# Lecture 5 Transformer - Layer Normalization

Layer Normalization is typically applied to the output of each sub-layer in the encoder. Here's a breakdown of the code:

Layer Normalization normalizes the input across the features for each data point (rather than across the batch, as in Batch Normalization).

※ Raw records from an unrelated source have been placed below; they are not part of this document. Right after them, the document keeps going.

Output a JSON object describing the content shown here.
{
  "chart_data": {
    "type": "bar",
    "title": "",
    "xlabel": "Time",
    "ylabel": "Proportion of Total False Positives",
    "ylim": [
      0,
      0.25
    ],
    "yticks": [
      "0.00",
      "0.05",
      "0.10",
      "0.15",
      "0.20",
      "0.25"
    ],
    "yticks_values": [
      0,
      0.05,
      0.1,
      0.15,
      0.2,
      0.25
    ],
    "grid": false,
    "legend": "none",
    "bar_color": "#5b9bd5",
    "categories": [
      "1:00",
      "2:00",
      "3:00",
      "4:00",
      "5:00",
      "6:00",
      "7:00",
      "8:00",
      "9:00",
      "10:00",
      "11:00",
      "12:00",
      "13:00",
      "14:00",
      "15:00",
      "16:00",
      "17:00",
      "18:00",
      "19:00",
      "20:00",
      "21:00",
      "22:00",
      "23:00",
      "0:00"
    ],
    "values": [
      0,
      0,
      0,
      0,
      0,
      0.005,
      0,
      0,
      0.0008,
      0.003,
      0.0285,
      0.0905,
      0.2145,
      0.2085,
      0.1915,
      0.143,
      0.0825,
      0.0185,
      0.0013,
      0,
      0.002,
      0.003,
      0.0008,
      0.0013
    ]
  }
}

It subtracts the mean and divides by the standard deviation, followed by scaling with a learned weight (gamma) and shifting with a learned bias (beta).

In [2]:
import numpy as np

class LayerNorm:
    def __init__(self, d_model, eps=1e-6):
        """
        Initialize Layer Normalization parameters.
        
        Args:
            d_model: The dimension of the model (number of features).
            eps: A small constant for numerical stability (to avoid division by zero).
        """
        self.gamma = np.ones((d_model,))
        self.beta = np.zeros((d_model,))
        self.eps = eps

    def __call__(self, x):
        """
        Apply layer normalization to the input x.
        
        Args:
            x: Input matrix of shape (batch_size, d_model)
        
        Returns:
            Normalized input with the same shape as x.
        """
        mean = np.mean(x, axis=-1, keepdims=True)
        std = np.std(x, axis=-1, keepdims=True)
        """
        axis=-1 refers to the last axis of the array, 
        which is the d_model dimension (number of features) in this case. 
        Thus, the mean and std are calculated along the d_model dimension, 
        which means: For each batch (each row in x), 
        the mean and standard deviation are calculated across the features (across the elements of that row).
        """ 
        x_normalized = (x - mean) / (std + self.eps)
        return self.gamma * x_normalized + self.beta

# Example usage of LayerNorm in a Transformer Encoder

class TransformerEncoderLayer:
    def __init__(self, d_model):
        """
        A simplified Transformer Encoder layer with layer normalization.
        
        Args:
            d_model: The dimension of the model.
        """
        self.d_model = d_model
        self.layer_norm = LayerNorm(d_model)
        
    def forward(self, x):
        """
        Forward pass through the encoder layer.
        
        Args:
            x: Input matrix of shape (batch_size, d_model)
        
        Returns:
            Output matrix of shape (batch_size, d_model)
        """
        # Here, we can have sub-layers like self-attention and feedforward (not implemented)
        
        # Apply layer normalization (after sub-layers processing, for simplicity assume x)
        x_norm = self.layer_norm(x)
        
        return x_norm

# Testing the encoder layer with layer normalization

if __name__ == "__main__":
    # Sample input (batch_size = 2, d_model = 4)
    x = np.array([[0.2, 0.8, 1.0, 1.2],
                  [1.0, 0.0, 0.5, 1.5]])

    encoder_layer = TransformerEncoderLayer(d_model=4)
    output = encoder_layer.forward(x)

    print("Input:")
    print(x)
    print("\n Output after Layer Normalization:")
    print(output)

Input:
[[0.2 0.8 1.  1.2]
 [1.  0.  0.5 1.5]]

 Output after Layer Normalization:
[[-1.60356317  0.          0.53452106  1.06904211]
 [ 0.4472128  -1.34163839 -0.4472128   1.34163839]]


**Explanation:**

1. LayerNorm class: Implements layer normalization, using the formula:<br>
$LayerNorm(x) = \gamma \frac{x - \mu}{\sigma + \epsilon}+\beta$

where:<br>
- $\mu$ is the mean of the input.
- $\sigma$ is the standard deviation.
- $\epsilon$ is a small number to avoid division by zero.
- $\gamma$ and $\beta$ are set to be $\gamma = 1$ and $\beta = 0$ by default. They can also be learned parameters.

2. TransformerEncoderLayer class: Represents a simplified encoder layer in the Transformer. Normally, it would have sub-layers like self-attention and feed-forward networks, but here we focus on layer normalization.

3. Output: The code outputs the normalized input using layer normalization.